Sanat Atölyeleri

Atölyeler ruhları besler

Burada, yazma  ve seslendirme atölyelerinden dökülen incilerimi paylaşacağım.

Örnek yazma çalışması:

Yaratıcı yazma atölyesi incilerim

Birinci incim

10 Ekim çarşamba günü, yazmayı seven ve meslek edinmiş olan arkadaşımın (www.nerminsenol.com) davetiyle, yine kendisinin hazırladığı yazma atölye çalışmalarından birine konuk olarak katıldım.

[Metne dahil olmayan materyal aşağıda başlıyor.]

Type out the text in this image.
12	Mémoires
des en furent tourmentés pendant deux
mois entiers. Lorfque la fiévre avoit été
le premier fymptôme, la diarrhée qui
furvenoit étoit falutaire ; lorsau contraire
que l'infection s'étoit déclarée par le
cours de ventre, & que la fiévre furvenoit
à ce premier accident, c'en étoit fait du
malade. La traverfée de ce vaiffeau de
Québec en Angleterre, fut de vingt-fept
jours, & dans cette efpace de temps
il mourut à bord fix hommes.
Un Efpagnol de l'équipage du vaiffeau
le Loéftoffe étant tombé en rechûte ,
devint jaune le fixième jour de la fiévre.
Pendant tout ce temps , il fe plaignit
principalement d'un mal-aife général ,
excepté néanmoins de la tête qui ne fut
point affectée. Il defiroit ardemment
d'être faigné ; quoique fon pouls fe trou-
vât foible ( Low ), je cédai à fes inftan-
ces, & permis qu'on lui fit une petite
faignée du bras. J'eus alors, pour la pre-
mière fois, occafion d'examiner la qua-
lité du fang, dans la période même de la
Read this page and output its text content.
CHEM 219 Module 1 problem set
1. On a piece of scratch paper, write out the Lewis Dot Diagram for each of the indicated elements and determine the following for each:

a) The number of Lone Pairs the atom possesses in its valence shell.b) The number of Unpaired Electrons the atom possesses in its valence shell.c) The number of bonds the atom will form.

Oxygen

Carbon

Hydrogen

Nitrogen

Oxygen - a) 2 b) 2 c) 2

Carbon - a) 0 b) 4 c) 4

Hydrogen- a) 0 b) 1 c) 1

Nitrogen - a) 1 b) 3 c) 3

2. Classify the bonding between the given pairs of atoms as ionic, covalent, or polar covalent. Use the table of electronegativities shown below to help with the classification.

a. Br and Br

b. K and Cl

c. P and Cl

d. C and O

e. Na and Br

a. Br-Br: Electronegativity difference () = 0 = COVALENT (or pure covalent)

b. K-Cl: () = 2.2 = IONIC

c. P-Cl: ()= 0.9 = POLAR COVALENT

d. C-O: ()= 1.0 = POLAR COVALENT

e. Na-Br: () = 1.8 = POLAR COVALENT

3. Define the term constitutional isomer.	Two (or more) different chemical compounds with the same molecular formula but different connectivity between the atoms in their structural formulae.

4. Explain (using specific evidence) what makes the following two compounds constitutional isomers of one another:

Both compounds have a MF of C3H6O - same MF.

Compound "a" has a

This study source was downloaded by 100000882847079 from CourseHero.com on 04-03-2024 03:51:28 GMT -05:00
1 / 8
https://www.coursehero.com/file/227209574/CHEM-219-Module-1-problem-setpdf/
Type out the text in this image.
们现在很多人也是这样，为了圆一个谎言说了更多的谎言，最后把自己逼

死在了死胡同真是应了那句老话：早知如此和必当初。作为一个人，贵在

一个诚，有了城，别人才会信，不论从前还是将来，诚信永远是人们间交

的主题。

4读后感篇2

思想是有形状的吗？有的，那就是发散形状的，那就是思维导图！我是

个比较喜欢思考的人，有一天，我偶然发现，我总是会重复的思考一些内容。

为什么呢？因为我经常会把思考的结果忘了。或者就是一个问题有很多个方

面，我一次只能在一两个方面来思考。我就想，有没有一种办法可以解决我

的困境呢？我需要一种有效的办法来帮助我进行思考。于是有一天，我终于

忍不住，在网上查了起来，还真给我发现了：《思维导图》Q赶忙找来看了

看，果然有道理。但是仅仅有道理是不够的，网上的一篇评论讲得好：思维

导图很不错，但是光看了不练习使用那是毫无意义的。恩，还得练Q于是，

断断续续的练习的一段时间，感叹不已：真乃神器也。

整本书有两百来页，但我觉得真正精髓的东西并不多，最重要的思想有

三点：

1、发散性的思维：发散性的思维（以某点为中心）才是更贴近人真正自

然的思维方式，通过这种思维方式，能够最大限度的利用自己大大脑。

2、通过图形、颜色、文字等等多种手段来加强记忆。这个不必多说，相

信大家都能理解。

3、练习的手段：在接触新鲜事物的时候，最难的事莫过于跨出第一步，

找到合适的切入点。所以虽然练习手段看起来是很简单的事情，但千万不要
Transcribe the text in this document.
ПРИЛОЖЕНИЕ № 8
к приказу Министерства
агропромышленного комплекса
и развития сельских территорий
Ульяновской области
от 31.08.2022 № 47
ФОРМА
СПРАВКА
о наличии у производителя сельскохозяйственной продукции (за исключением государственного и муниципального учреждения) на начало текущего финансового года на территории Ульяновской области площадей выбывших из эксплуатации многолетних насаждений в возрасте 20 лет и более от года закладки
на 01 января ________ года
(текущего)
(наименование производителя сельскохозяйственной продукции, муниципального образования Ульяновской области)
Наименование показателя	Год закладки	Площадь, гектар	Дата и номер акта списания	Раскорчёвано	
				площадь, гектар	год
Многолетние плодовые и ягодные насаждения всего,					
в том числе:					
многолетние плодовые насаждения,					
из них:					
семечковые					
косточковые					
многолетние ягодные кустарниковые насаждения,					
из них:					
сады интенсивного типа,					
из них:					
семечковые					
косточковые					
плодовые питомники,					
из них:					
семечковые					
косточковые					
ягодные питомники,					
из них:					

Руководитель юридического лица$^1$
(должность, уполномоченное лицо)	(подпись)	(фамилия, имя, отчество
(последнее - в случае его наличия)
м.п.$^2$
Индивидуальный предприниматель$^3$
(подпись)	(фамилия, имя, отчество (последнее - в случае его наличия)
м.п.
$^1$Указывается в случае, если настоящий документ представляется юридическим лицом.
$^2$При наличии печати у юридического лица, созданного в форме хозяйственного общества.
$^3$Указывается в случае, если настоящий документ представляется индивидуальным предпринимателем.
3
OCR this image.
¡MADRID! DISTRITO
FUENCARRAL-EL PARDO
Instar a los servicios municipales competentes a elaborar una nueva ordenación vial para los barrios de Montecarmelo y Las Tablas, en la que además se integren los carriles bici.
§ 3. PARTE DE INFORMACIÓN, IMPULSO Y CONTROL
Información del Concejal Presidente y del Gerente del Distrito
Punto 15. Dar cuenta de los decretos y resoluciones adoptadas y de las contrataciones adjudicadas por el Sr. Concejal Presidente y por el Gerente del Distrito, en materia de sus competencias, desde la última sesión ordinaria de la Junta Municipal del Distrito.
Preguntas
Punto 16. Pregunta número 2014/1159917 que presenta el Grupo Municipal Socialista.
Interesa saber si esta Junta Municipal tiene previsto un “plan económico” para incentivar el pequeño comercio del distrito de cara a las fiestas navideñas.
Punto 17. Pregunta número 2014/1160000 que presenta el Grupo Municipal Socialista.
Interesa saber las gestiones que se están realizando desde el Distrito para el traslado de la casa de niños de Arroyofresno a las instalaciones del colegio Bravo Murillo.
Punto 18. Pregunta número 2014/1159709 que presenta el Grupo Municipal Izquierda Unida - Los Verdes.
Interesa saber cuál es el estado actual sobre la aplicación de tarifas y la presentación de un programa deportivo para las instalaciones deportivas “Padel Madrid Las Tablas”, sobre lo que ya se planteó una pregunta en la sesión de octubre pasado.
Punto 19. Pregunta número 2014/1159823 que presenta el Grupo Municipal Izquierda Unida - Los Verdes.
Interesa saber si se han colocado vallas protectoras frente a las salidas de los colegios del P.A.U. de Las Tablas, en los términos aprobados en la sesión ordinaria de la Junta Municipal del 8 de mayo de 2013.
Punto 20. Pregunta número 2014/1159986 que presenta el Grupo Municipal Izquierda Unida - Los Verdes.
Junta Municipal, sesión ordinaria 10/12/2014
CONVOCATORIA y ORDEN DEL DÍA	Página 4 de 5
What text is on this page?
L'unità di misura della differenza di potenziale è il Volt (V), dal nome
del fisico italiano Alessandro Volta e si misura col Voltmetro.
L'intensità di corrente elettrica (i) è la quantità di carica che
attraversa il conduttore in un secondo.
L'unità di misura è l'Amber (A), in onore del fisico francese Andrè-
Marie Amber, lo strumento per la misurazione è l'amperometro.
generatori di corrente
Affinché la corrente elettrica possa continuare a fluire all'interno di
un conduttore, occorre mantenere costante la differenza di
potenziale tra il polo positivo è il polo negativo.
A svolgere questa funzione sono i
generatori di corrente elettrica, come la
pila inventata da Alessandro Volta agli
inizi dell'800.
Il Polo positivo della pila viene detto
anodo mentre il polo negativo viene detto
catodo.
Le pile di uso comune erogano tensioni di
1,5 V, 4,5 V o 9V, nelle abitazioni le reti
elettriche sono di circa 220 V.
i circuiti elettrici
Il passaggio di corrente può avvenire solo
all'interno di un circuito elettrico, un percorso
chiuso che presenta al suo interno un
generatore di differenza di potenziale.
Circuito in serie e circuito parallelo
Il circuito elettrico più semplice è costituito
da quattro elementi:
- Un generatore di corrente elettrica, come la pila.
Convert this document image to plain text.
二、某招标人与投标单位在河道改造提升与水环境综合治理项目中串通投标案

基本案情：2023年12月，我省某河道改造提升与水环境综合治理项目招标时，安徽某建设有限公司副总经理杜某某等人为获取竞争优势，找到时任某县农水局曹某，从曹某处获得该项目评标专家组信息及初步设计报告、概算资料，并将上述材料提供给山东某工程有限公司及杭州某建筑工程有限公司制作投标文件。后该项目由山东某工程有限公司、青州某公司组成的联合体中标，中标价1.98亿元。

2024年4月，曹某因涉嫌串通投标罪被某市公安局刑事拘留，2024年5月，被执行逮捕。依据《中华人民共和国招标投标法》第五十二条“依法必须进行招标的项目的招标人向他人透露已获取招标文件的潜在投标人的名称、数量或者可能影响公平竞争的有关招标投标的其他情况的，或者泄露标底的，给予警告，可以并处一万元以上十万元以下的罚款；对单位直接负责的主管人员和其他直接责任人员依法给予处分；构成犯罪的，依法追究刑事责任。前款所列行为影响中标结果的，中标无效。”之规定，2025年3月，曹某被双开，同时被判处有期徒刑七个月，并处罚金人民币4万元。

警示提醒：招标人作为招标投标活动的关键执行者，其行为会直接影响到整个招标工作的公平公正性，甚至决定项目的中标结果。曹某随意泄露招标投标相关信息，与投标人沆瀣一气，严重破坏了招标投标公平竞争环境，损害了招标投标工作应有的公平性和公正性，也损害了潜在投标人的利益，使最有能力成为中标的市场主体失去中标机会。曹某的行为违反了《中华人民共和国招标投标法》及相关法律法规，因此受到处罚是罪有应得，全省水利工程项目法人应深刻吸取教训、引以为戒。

Bu günün aynı zamanda, Dünya Ruh Sağlığı Günü’ne denk gelmesi de anlamlı oldu.
Dünya Sağlık Örgütü, 10 Ekim Dünya Ruh Sağlığı Günü’nün bu yılki temasını da, “Değişen Dünyada Gençler ve Ruh Sağlığı” olarak belirlemiş, gençlerin dayanıklılığını arttırmayı, önlenebilir ruhsal hastalıkları önlemeyi de amaç olarak belirlemiş ve yapılacak çalışmaların, bu bağlamda yapılması gerektiğini belirtmiştir.(http://www.psikiyatri.org.tr/)
Bizler böylesi bir amaç için toplanmamıştık ama çalışmamız bu bağlama da hizmet etmiş oldu. Atölye çalışmamızda aramızda bir genç kızımız vardı. İlk gördüğümde yüzünde geçirilmiş bir inmesi olduğunu düşündüğüm kızımız, kendi yazdığı öyküsünü okurken seyrettiğimde, bunun inme olmadığını düşündürdü bana. Çünkü çalışma sırasında, yazmayı çok sevdiğiyle ilgili düşüncelerini anlatırken, yüzünde var olan sağ kaş ve dudağındaki asimetrik halden eser kalmamıştı. Karamsar kurgulama ve sonu dışında öyküsü katılımcıların ve yazarımızın alkışını hak etti. Yazarımız ona yazılarıyla ilgileneceği sözünü verdi. Atölye çalışmamız mutlu sonla bitti. Diğer çalışmaya katılamadım ama arkadaşlarımdan, yeni öyküsünün daha da güzel olduğu ve bu sefer kurgusunun da karamsar olmadığı haberini aldım. Daha da mutlu oldum. Bize göre minik ama belki bir gencin yaşamına büyük bir katkıda bulunmuş olabilmenin düşüncesi bile çok güzel. Dilerim bu çalışmamız gerçekten de onun hayatında işe yarar ve ona yol gösterici olur.

İkinci incim

Yazarımız bizden, kendi yarattığı Lili adlı büyücü karakterinden üç dilek istememizi, bunu yazıya dökmemizi ve ”Büyülü Gerçekliği” yazarak yaratmamızı istedi. Konu Kadınlardı. Bu çalışmada dikkat çektiği de ”Kadın Dünyasını ” pozitif bakış açısıyla anlatan bir kadın yazar olması gerekliliğiydi. Öykülerimizi yazdık ve sırayla okuduk. Çoğumuz kendi yaşanmışlıklarımızı yazmıştık. Bu en kolayıydı. Yine de, ortaya karışık,  güzel, mini eserler çıkmıştı. Yazarımız minik dokunuşlarla öyküyü kurgulamayı, merkeze karakterleri koyup dışarıdan bakabilmeyi ve büyülü dokunuşların öyküyü nasıl şekillendirebileceğine rehberlik ediyordu. Sonuç olarak hepimizin keyif aldığı bir çalışma oldu ve orada bulunmak hepimizi mutlu etti.

Üçüncü incim

Kurgulamak o kadar da kolay değil aslında. Atölyede yazdığım ilk yazıya dokunuşlar yapmam, düzenlemem gerekti. Düzenlediğim yazımı yazarken de yeniden düzenlemem gerekti.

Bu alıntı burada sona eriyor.